To learn more, Scripps News traveled to New York to visit with the director of the first university-led equine therapy study.
"Horses are very perceptive animals. They can smell and feel stress and fear and anger very quickly and very precisely, and it affects their behavior," explained Yuval Neria, director of the Columbia University Military Family Wellness Center.
Neria runs the Man 'O War Project at Columbia University and says bringing together horses and PTSD patients makes sense on many levels.
"Horses are prey animals, suggesting they never feel completely safe and secure. They are always on guard, always looking for where the danger will come from," he began.
"They're kind of scanning the environment around them and they are very reactive to danger and threat, and veterans with PTSD or people with PTSD actually suffer from a similar problem," he continued.
Studies have shown about 60% of post 9/11 veterans either don't seek treatment for probable mental health disorders or don't follow through with the treatment.
However, more than 90% of the 60-plus veterans who participated in Columbia's EAT Man 'O War study not only completed the treatment, but many showed improvements in two distinct areas: PTSD and depression.
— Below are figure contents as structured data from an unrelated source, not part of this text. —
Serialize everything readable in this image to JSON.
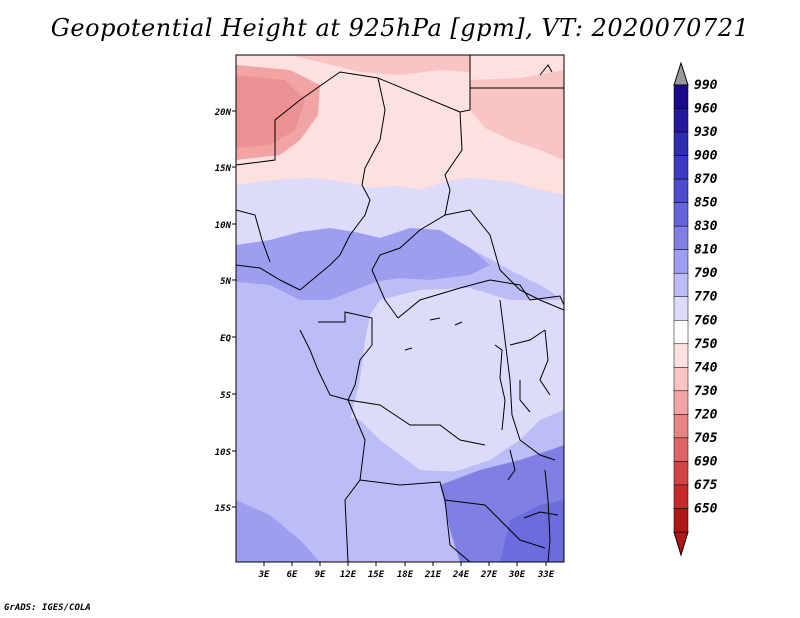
{
  "title": "Geopotential Height at 925hPa [gpm], VT: 2020070721",
  "credit": "GrADS: IGES/COLA",
  "map": {
    "lat_labels": [
      "20N",
      "15N",
      "10N",
      "5N",
      "EQ",
      "5S",
      "10S",
      "15S"
    ],
    "lon_labels": [
      "3E",
      "6E",
      "9E",
      "12E",
      "15E",
      "18E",
      "21E",
      "24E",
      "27E",
      "30E",
      "33E"
    ]
  },
  "colorbar": {
    "levels": [
      "990",
      "960",
      "930",
      "900",
      "870",
      "850",
      "830",
      "810",
      "790",
      "770",
      "760",
      "750",
      "740",
      "730",
      "720",
      "705",
      "690",
      "675",
      "650"
    ],
    "colors": [
      "#1a0a8c",
      "#241aa0",
      "#2e2eb4",
      "#3a3ac4",
      "#4c4cd0",
      "#6464dc",
      "#8080e4",
      "#9e9ef0",
      "#bcbcf6",
      "#dcdcfa",
      "#ffffff",
      "#fde0e0",
      "#f8c4c4",
      "#f2a4a4",
      "#ea8484",
      "#e06464",
      "#d44444",
      "#c82a2a",
      "#b01818"
    ]
  },
  "colors": {
    "pink_light": "#fde0e0",
    "pink_mid": "#f8c4c4",
    "pink_dark": "#f2a4a4",
    "blue_pale": "#dcdcfa",
    "blue_light": "#bcbcf6",
    "blue_mid": "#9e9ef0",
    "blue_dark": "#8080e4"
  }
}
These results suggest the treatment could be effective beyond anxiety-based diagnoses based on MRI results. The studies were led by a trained horse expert and a licensed counselor.
The tricky part is, the clients' trauma was never actually discussed.
"It's all about engaging more and more with the horse with less and less avoidance, less and less of fear," said Neria.
Neria, a decorated war veteran himself, says often veterans don't thrive in traditional therapy settings — but it's different on the farm.
"They do not feel this treatment as demanding or artificial, so it feels fun, it feels rewarding," he said.
Neria says the study still needs more testing, but that results so far are promising.
Every EAT or EAP program can be slightly different, but the mission is the same, removing some of the barriers that keep people from seeking and maintaining treatment.
The treatment also gives a second life to horses who are often bred and discarded when no longer useful to breeders.
The horses at Renshaw's Winds of Change farm are rescues, something she says is important, with every being there finding reassurance from the other.
"This is a place to be your authentic you, whoever you are, whoever you want to be. It's a place for self-exploration. It's a deeply — for lack of a better word — spiritual process ... and it's all about the experience," she concluded.